WKSI
Definition
A Well-Known Seasoned Issuer (WKSI) is a large, well-established public company that qualifies for the most streamlined treatment under the SEC’s securities offering rules. WKSIs benefit from reduced regulatory friction in accessing the capital markets, reflecting the SEC’s judgment that the market already has substantial information about these companies. Defined in Rule 405 under the Securities Act.
Elements
An issuer qualifies as a WKSI if it meets all of the following:
- Reporting history: Is eligible to register securities on Form S-3 or F-3 (must be a reporting company for at least 12 months with timely filings); AND
- Market presence: Either:
- Has a public float of at least $700 million (as of a date within 60 days prior to filing), OR
- Has issued at least $1 billion in aggregate principal amount of non-convertible securities (other than common equity) in registered offerings in the prior 3 years; AND
- No disqualification: Has not filed a blank check company registration, is not a shell company, and has not been convicted of securities fraud within the prior 3 years.
WKSI Benefits
- Automatic Shelf Registration (ASR): WKSI’s shelf registration statement is effective immediately upon filing — no SEC review, no waiting period.
- Free Writing Prospectus (FWP) at any time: WKSIs may use FWPs before the registration statement is filed (Rule 163), including during the pre-filing period.
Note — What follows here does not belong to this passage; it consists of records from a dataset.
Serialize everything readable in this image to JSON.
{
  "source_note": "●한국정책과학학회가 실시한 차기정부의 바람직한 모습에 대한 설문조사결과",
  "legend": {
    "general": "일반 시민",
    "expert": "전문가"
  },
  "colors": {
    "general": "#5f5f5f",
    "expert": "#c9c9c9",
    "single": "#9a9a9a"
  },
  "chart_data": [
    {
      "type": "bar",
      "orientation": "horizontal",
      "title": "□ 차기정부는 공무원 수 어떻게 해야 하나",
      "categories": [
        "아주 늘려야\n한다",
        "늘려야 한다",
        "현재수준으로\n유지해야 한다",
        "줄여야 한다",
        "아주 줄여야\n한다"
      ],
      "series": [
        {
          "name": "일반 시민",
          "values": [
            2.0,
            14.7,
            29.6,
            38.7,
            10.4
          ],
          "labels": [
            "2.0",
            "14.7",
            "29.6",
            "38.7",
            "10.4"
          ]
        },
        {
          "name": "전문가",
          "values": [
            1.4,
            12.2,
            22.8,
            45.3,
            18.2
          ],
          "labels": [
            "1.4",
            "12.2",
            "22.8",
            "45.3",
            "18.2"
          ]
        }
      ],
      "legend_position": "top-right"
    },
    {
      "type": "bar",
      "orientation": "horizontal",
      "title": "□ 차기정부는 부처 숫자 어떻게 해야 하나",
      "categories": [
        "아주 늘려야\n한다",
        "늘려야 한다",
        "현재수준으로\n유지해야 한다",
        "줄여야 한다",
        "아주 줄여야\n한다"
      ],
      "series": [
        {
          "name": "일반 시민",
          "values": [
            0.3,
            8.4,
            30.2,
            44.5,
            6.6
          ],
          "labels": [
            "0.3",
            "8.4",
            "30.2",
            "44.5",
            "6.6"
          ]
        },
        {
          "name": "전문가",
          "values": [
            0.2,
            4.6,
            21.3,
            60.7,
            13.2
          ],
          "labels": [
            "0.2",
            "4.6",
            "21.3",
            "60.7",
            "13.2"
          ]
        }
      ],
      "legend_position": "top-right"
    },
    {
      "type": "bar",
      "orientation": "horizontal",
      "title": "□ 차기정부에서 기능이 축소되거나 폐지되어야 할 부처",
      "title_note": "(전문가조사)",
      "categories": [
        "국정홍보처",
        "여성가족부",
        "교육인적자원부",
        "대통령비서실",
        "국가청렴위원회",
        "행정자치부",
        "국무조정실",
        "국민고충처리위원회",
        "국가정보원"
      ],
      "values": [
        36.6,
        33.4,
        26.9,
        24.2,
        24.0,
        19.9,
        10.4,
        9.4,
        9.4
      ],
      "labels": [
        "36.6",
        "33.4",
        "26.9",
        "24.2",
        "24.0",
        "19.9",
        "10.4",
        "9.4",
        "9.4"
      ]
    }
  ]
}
- Omission of information from base prospectus: WKSIs may file a base registration statement that omits certain information (e.g., specific offering terms, plan of distribution), to be included in later prospectus supplements.
- New security classes without new registration: Under Rule 413, WKSIs may add new classes of securities to an existing shelf registration statement without filing a new RS.
- No SEC review: ASR registration is not reviewed by SEC staff before effectiveness.
Key Distinctions
- Seasoned issuer (S-3 eligible, not WKSI): May use traditional shelf registration but subject to SEC review; may use FWPs during waiting and post-effective periods, but not pre-filing.
- Non-reporting / unseasoned issuers: Most restricted; FWPs require accompaniment by preliminary prospectus; no shelf registration.
Policy / Rationale
- Large, well-followed public companies are subject to continuous market analysis; the information environment surrounding WKSIs reduces the need for SEC review of individual offerings.
- Reduces issuance costs for the most active capital market participants.
- Enables rapid capital market access (e.g., overnight “bought deals”) that would be impossible with traditional registration delays.